On “De Ödeslösa” (“The Fateless”), THYRFING’s seventh full-length album, the on-going transition from the old THYRFING is finally complete. Except for the archaic language in the lyrics and one or two riffs there is nothing left of the old energetic Viking Metal band that released albums like “Valdr Galga” and “Urkraft”. The transformation has been in the process for a few years, so I am not surprised, but if it wasn’t obvious already on “Hels Vite” that the band was going permanently in a new direction, it is now.
As the change has come gradually, it’s hard to point out what is so fundamentally different from one album to the next, but a few things are central to the change. Genre-wise, I would say the band has gone from Viking Metal to Melodic/Symphonic Black Metal, maybe even with a progressive touch. The music still works with grand proportions and the symphonic influence is mainly reflected by use of grandiose keyboard melodies in the background, but I still hesitate to write “Symphonic”, as that nowadays leads the thoughts to DIMMU BORGIR and similar, very orchestral acts. THYRFING make use of an epic soundscape, but the symphonic parts never come to the forefront. There, a typical Black Metal mood is prevalent, with distorted guitars, semi-hypnotic structures and Jens Rydén’s very raspy vocals. The main thing that separates this from traditional Black Metal, except for the amount of melodies, is Dennis Ekdahl’s drumming. It has the metallic drum sound that THYRFING have used many times before and is more varied and traditional in approach than on most Black Metal. There are few blastbeats overall.
So, what are the strengths and weaknesses of this new album from the Swedes? There is a very interesting melancholy atmosphere in the album that combines feelings of sadness and wrath in a satisfying manner. The lyrics also contribute to this and they are generally well-written, as always. Even though the album feels a lot like a united whole, there is also some variation between the songs to break any possible repetition. This is probably due to the fact that all the members have contributed to some of the songs, so that the main writer is often not the same person, giving the songs an individual flavour. That is most noticeable in the very different track “Kamp”, which works surprisingly well, despite having a strong bluesy rock ’n roll feeling incorporated into the Black Metal. When it comes to weaknesses, I only have complaint and that is the vocal department. Sure, you could also say that the album would improve by being a little catchier, but this is a conscious choice from the band and also entails other benefits. Back to the vocals though – Jens Rydén is, in my opinion, no match for the furious Thomas Väänänen. Rydén was on the last album too, but there it wasn’t as obvious how much the album would have benefited from having Väänänen taking care of the vocal department. Rydéns vocals are often rather unintelligible and he doesn’t articulate lines clearly enough. It often feels like he is skipping over words in the lyrics because he is squeezing them into an unorthodox rhythm that makes the lyrics hard to follow. As if that was not enough, the vocals have been placed deeper in the mix than ever. I like to have vocals to hold onto when navigating through a song, but here they receive no special place in the mix whatsoever. Toni Kocmut’s clean vocals are more frequently used here than on “Hels Vite” and still work well, but I feel that he has got instructions to be more psychedelic than ever, so they don’t work as well as they did on the older, more Viking Metal oriented releases.

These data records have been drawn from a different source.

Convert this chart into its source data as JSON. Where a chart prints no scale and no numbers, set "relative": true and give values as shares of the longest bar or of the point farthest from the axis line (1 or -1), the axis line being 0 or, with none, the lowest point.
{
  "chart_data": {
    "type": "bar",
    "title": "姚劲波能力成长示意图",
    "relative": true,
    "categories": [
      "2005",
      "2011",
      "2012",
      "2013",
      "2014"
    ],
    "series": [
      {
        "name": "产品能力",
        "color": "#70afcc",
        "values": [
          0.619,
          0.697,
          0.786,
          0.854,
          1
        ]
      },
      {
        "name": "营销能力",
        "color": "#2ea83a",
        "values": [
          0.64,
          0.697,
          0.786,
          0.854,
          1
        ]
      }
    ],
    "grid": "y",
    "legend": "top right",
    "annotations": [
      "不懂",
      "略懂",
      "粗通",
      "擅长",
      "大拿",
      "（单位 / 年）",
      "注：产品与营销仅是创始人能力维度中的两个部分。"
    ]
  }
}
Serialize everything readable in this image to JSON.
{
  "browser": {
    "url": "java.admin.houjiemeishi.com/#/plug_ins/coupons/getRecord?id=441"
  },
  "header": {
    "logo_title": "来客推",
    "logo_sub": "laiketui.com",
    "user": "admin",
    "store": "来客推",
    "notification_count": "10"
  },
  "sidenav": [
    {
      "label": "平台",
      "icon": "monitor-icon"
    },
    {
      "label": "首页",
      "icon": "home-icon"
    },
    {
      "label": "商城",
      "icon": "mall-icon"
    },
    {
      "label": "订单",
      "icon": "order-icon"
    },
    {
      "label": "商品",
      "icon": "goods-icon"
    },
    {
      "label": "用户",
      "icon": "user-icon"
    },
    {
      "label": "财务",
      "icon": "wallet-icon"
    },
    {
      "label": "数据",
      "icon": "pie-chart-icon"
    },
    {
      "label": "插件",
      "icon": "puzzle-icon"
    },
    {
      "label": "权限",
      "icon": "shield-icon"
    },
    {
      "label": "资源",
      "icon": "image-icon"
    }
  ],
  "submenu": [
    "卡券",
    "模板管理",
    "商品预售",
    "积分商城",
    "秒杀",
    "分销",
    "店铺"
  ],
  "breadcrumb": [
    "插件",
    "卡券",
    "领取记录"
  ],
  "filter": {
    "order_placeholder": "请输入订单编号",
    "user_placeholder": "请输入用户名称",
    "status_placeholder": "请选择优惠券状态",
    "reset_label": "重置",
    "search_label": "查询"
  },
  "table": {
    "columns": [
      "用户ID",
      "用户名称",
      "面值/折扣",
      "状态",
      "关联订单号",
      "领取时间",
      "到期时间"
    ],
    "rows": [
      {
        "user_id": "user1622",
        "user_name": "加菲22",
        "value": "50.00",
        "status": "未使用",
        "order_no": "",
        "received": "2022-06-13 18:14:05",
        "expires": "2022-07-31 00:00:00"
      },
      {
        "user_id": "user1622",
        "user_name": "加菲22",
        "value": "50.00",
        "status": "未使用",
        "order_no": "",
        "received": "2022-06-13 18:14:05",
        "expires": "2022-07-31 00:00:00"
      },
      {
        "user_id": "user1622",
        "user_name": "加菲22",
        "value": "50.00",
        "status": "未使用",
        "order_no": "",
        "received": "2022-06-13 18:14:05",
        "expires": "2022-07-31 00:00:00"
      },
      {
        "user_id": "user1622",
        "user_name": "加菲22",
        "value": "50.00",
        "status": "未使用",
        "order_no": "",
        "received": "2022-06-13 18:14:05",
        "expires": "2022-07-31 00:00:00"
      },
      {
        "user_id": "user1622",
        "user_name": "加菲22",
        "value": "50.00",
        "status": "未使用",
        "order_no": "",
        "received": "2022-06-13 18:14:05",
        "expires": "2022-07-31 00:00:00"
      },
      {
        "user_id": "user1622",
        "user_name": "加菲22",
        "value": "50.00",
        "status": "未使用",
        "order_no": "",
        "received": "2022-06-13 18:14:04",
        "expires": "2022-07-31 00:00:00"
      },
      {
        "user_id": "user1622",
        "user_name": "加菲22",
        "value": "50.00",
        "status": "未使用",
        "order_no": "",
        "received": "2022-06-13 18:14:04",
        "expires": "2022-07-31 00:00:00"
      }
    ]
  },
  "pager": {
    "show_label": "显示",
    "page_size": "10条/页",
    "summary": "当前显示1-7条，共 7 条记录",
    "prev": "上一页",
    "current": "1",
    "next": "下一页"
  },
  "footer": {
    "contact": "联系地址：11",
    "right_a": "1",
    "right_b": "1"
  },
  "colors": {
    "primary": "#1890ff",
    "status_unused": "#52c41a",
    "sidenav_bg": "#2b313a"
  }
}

Overall, however, this is a very good album, that combines Black Metal with ideas of its own and with an atmosphere that does not conform to genre conventions. All the songs are strong and work well together, but those looking for highlights should check out the closer, which is also the title track. Fans of the last two or three THYRFING albums should definitely like this, as well as fans of bands like NAGLFAR, ENSLAVED, SKOGEN, RUTTHNA or even of Death Metal acts such as SEPTICFLESH or UNANIMATED.